【一部既報】「三重プロモーション」の一環として、21日午前9時半からサンパウロ(聖)市ビラ・マリアーナ区の三重県人会館で観光案内説明会が開かれ、来伯していた鈴木英敬三重県知事が母県の魅力をアピールした。
観光関連企業やマスコミ関係者など約40社を招いて行われたこの日の説明会で鈴木知事は、19日にジェラルド・アルキミン聖州知事との共同宣言の中で40年前の姉妹都市提携時には無かった「観光」についても交わされたことの意義を強調。2012年度のブラジルから三重県への訪問者数が約3万2000人と前年度対比74%増加していることを挙げ、ブラジルから日本観光の日程の中に三重県内の観光を組み込んでもらえるよう協力を求めた。
「三重にしかないもの=日本人の心の古里」を基本理念として、(1)伊勢神宮(2)忍者(3)鈴鹿の3本を柱にその魅力をアピールした鈴木知事。(1)については、約2000年前に始まった伊勢神宮が日本の神社の頂点であり、今年が20年に1回の「式年遷宮(しきねんせんぐう」の年であるとし、その目的として「神様に常に若々しく住んでもらうこと」と説明した。
(2)は、伊賀市にある「伊賀流忍者博物館」で「阿修羅(あしゅら)」と呼ばれるメンバーたちが忍者ショーを実施し、訪問者は忍者体験を満喫できるという。
(3)は、日本で唯一のFIレースが開催される鈴鹿サーキット場が同市にあり、アイルトン・セナが同サーキットで2回優勝していることなどを挙げた。
そのほか、御在所岳、長島温泉などの観光地や松阪牛、ミキモト真珠などの名産についても紹介し、三重県への観光訪問を促した。
出席した旅行関係者からは、三重の観光資源をよりよく知るための同県への招待旅行実施を要望する意見が出され、鈴木知事も「議会とも相談しながらぜひ、検討したい」と話していた。

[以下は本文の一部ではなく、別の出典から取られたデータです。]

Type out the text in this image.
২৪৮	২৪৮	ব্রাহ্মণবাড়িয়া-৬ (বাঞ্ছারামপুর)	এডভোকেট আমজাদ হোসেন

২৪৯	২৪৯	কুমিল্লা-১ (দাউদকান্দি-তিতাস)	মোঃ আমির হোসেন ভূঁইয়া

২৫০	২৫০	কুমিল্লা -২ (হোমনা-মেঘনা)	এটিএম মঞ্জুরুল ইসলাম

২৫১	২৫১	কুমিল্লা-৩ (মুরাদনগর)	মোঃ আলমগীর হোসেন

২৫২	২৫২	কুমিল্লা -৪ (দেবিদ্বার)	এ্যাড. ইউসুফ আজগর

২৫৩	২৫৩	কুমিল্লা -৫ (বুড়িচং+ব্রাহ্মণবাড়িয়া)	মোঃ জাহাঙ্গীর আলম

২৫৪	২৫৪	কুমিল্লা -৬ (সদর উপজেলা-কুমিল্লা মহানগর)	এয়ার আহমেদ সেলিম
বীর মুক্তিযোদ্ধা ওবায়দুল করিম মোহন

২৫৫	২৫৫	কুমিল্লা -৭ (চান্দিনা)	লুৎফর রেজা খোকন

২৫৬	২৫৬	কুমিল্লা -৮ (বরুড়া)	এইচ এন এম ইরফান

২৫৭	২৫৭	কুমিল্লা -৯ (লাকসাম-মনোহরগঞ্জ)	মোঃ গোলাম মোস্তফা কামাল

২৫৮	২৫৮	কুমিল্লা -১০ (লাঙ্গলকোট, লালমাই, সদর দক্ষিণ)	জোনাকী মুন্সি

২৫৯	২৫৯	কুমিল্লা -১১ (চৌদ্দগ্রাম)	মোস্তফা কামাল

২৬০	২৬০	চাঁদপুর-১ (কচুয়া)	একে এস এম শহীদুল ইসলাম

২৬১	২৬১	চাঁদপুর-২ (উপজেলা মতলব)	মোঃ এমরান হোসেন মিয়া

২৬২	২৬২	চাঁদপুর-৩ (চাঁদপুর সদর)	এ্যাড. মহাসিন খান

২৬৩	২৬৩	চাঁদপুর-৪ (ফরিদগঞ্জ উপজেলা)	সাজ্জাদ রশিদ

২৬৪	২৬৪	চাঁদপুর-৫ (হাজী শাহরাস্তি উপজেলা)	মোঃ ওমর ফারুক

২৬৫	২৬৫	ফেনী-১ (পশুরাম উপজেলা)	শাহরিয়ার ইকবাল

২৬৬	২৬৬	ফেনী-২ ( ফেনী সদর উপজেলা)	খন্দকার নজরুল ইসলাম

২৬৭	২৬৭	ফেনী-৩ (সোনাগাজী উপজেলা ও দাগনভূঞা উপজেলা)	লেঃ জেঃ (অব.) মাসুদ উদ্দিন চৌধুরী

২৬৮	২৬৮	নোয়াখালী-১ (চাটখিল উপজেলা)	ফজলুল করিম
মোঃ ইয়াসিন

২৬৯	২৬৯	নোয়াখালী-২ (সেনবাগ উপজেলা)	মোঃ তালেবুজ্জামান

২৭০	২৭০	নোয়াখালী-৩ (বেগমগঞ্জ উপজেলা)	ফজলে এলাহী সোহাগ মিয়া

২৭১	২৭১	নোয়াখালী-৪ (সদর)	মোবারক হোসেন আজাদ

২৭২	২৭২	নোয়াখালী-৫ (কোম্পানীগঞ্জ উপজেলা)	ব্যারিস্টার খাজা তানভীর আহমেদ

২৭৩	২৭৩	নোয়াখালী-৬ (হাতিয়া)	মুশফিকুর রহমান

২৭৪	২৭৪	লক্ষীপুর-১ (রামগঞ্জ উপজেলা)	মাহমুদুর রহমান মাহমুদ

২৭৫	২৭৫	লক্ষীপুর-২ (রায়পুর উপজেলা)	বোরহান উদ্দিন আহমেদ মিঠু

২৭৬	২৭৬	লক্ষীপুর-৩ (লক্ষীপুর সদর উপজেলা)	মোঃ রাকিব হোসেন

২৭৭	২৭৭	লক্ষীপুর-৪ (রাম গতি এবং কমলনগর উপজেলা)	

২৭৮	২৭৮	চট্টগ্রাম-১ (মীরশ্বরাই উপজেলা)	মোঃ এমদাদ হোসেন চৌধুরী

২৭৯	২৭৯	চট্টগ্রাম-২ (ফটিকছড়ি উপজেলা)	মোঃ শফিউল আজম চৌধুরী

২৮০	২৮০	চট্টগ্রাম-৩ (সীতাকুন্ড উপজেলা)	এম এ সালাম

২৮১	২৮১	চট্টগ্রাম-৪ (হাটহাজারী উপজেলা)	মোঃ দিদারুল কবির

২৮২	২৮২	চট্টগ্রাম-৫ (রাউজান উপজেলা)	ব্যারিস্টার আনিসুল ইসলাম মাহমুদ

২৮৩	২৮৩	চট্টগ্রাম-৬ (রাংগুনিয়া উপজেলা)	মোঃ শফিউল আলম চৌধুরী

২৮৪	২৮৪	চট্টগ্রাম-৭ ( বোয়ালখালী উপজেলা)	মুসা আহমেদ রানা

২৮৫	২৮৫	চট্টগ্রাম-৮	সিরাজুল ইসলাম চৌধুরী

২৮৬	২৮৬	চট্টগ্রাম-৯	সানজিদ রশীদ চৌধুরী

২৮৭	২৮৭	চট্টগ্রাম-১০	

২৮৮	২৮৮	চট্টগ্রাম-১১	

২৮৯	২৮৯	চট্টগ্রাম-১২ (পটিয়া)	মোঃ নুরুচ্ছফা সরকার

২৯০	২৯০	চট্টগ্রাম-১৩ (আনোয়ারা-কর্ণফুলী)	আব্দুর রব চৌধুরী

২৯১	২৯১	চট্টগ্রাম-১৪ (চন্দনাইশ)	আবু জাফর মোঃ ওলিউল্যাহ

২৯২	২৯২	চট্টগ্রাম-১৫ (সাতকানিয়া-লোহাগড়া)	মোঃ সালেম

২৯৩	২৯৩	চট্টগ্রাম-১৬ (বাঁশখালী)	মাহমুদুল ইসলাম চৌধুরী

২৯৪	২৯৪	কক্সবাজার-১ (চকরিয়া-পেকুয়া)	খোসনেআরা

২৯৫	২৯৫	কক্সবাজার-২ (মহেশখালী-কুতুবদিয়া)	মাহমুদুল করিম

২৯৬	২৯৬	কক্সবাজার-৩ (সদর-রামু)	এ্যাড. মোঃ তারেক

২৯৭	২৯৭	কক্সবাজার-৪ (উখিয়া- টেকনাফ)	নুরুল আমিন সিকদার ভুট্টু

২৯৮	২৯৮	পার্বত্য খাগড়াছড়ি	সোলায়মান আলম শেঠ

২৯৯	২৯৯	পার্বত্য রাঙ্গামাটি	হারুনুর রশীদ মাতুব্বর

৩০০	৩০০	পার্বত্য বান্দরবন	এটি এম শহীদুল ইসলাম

鈴木知事は今後のブラジルとの経済交流の具体策についての本紙の質問に、製造業関連分野での協力ではカーボンやリチウムイオン電池など高付加価値のある材料を将来的に取引するなどし、三重県の認知度を高めていく考えを示した。また、調味料や豆腐、茶などの日本食分野でもブラジル側の反応を見ながらビジネスチャンスを構築していくことに意欲を見せた。

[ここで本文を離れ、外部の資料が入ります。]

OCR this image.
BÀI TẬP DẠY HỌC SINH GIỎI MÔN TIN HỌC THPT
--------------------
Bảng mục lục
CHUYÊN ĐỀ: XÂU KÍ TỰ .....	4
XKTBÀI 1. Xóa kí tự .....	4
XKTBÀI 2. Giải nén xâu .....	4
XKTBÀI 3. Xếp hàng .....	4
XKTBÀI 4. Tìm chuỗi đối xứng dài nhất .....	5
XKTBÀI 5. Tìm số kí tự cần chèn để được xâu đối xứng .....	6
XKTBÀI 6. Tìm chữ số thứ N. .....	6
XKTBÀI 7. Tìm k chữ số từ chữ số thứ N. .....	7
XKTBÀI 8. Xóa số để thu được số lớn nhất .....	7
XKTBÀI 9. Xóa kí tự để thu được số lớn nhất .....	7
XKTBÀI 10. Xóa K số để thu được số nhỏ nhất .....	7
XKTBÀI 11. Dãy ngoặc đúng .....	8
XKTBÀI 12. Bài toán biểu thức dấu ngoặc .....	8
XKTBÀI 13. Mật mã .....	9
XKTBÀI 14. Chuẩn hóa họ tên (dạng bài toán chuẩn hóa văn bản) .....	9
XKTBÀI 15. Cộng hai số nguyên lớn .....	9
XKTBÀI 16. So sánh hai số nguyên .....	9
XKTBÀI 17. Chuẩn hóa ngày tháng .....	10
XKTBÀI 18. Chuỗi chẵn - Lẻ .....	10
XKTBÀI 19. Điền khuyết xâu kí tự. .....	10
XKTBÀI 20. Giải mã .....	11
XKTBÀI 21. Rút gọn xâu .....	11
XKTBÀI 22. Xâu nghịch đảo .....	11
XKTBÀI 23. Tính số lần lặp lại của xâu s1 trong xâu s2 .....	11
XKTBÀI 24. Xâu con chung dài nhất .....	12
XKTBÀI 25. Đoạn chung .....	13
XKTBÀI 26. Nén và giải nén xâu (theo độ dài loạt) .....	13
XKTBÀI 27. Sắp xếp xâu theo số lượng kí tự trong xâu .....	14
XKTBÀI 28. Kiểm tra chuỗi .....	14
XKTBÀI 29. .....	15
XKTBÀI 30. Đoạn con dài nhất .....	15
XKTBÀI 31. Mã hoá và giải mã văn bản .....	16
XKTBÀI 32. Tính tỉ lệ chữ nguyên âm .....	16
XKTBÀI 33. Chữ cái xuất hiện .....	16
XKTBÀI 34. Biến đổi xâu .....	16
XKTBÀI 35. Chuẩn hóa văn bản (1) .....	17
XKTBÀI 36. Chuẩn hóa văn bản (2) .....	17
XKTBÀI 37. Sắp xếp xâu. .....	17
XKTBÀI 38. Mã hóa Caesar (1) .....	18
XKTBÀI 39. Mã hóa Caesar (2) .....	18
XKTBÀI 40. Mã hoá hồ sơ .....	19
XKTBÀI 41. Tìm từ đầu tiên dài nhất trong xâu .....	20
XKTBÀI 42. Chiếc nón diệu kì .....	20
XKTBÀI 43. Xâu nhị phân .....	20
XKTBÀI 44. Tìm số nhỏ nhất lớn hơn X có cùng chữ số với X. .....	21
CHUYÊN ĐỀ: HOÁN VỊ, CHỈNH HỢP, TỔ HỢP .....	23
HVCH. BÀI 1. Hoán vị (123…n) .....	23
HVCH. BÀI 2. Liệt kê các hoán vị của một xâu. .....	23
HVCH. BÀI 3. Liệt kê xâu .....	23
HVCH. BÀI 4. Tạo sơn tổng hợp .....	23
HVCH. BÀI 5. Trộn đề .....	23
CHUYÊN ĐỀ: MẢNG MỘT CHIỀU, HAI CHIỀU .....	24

さらに、以前から日伯関係の中で懸案事項となっているノービザ協定について鈴木知事は「三重県が先頭に立って、ブラジル人の多い(静岡県)浜松市など各首長たちと連絡を取り、外務大臣や法務大臣をはじめ、日伯議員連盟の麻生(太郎)さんたちへも働きかけたい。来年はサッカー・ワールドカップも開催されるし、ぜひとも実現させたい」と自ら率先して実現させていく意気込みを示した。
コラム【モザイク】
「日本一若くて、日本一サンバが上手な知事」と自ら紹介していた三重県の鈴木知事。この日にブラジルを離れたこともあって「この場所(三重県人会館)でサンバを踊ったことは忘れられません」と感慨深げだった。一方、同知事はミキモト真珠の説明の際、知事夫人がシンクロナイズドスイミングの元五輪メダリストだったことを打ち明け、「水に潜ることが得意な彼女でも、海女さんのようには海で貝は取れません」と笑いを誘いながら海女の仕事の奥深さを説いていた。「海女(アマ)と」呼ばれてもプロの仕事を行う海女さんは、日本全国で2000人いるうち、三重県内でその半分の1000人もいるというから驚き。
◎
三重県関係者から聞いた話によると、伊勢神宮の「神様の引っ越し」と言われる歴史的な行事である20年に1回の「式年遷宮」は今年がちょうどその年に当たるそうだが、6年間かけて「ご神体」を移動させ、次世代にその技術を伝達することも目的の一つだとか。今回は東から西に移動させ、その費用は550億円も掛かるそうな。昔はその費用を国が出していたそうだが、今では伊勢神宮が全国の神社などに寄付を募り、その費用を集めているとも。金は、有るところには有るもんですな。